In all, 81% of women who gave birth in 1995 had initiated prenatal care during the first three months of pregnancy; this proportion has increased steadily since 1989, when it was 76%. The proportion beginning prenatal care early was 84% among whites and 70% among both blacks and Hispanics, a 1-3% increase in each case.

Roughly 21% of women who bore children in 1995 had cesarean deliveries, compared with 23% in 1989. Black, white and Hispanic women had comparable rates of cesarean deliveries.
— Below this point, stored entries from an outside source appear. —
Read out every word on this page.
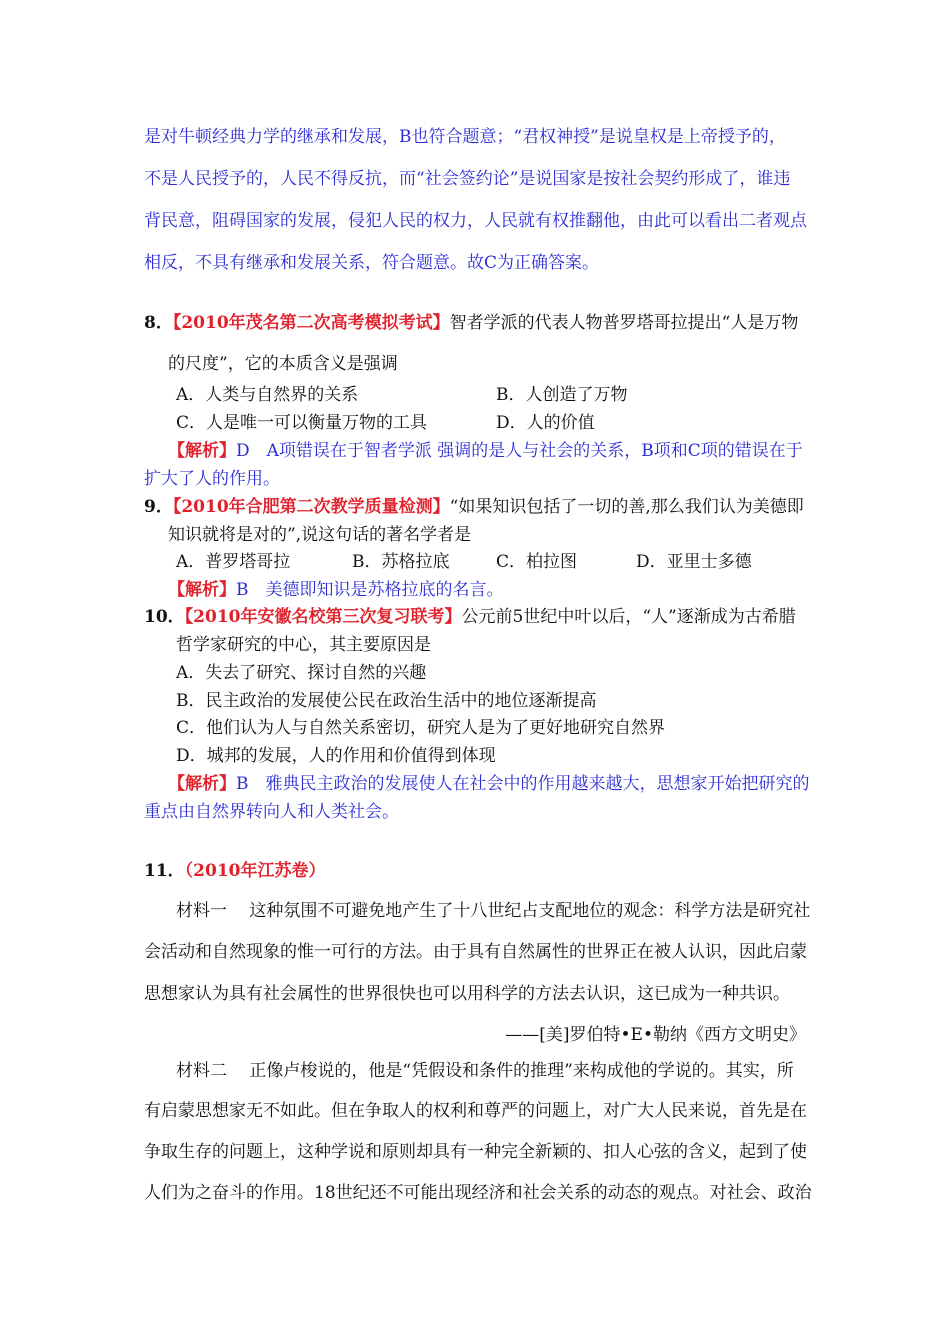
是对牛顿经典力学的继承和发展，B也符合题意；“君权神授”是说皇权是上帝授予的，
不是人民授予的，人民不得反抗，而“社会签约论”是说国家是按社会契约形成了，谁违
背民意，阻碍国家的发展，侵犯人民的权力，人民就有权推翻他，由此可以看出二者观点
相反，不具有继承和发展关系，符合题意。故C为正确答案。
8．【2010年茂名第二次高考模拟考试】智者学派的代表人物普罗塔哥拉提出“人是万物
的尺度”，它的本质含义是强调
A．人类与自然界的关系	B．人创造了万物
C．人是唯一可以衡量万物的工具	D．人的价值
【解析】D　A项错误在于智者学派 强调的是人与社会的关系，B项和C项的错误在于
扩大了人的作用。
9．【2010年合肥第二次教学质量检测】“如果知识包括了一切的善,那么我们认为美德即
知识就将是对的”,说这句话的著名学者是
A．普罗塔哥拉	B．苏格拉底	C．柏拉图	D．亚里士多德
【解析】B　美德即知识是苏格拉底的名言。
10．【2010年安徽名校第三次复习联考】公元前5世纪中叶以后，“人”逐渐成为古希腊
哲学家研究的中心，其主要原因是
A．失去了研究、探讨自然的兴趣
B．民主政治的发展使公民在政治生活中的地位逐渐提高
C．他们认为人与自然关系密切，研究人是为了更好地研究自然界
D．城邦的发展，人的作用和价值得到体现
【解析】B　雅典民主政治的发展使人在社会中的作用越来越大，思想家开始把研究的
重点由自然界转向人和人类社会。
11．（2010年江苏卷）
材料一　 这种氛围不可避免地产生了十八世纪占支配地位的观念：科学方法是研究社
会活动和自然现象的惟一可行的方法。由于具有自然属性的世界正在被人认识，因此启蒙
思想家认为具有社会属性的世界很快也可以用科学的方法去认识，这已成为一种共识。
——[美]罗伯特•E•勒纳《西方文明史》
材料二　 正像卢梭说的，他是“凭假设和条件的推理”来构成他的学说的。其实，所
有启蒙思想家无不如此。但在争取人的权利和尊严的问题上，对广大人民来说，首先是在
争取生存的问题上，这种学说和原则却具有一种完全新颖的、扣人心弦的含义，起到了使
人们为之奋斗的作用。18世纪还不可能出现经济和社会关系的动态的观点。对社会、政治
In 1995, 7.3% of infants weighed less than 2,500 g at birth, a proportion that was unchanged from 1994. White and Hispanic babies were the least likely to be underweight (6.2-6.3%), but the incidence of low birth weight among these groups had risen slightly since 1994. On the other hand, 13.0% of black babies born in 1995 had a low birth weight, a somewhat lower proportion than in 1994.

The infant mortality rate for 1995 was a record low 75 deaths per 1,000 live births-6.3 per 1,000 for whites and 14.9 per 1,000 among blacks. These rates represent declines of 5-6% from the 1994 rates. Overall and for each racial group, mortality declined both for babies younger than 28 days and for those between 28 days and 11 months old. According to the analysts, the infant mortality rate based on final statistics will probably be somewhat higher than the preliminary figure but still below the 1994 rate.-D. Hollander


1. H.M. rosenberg et al., “Births and Deaths: United States, 1995,” Monthly Vital Statistics Report, Vol. 45, No. 3, Supp. 2,1996.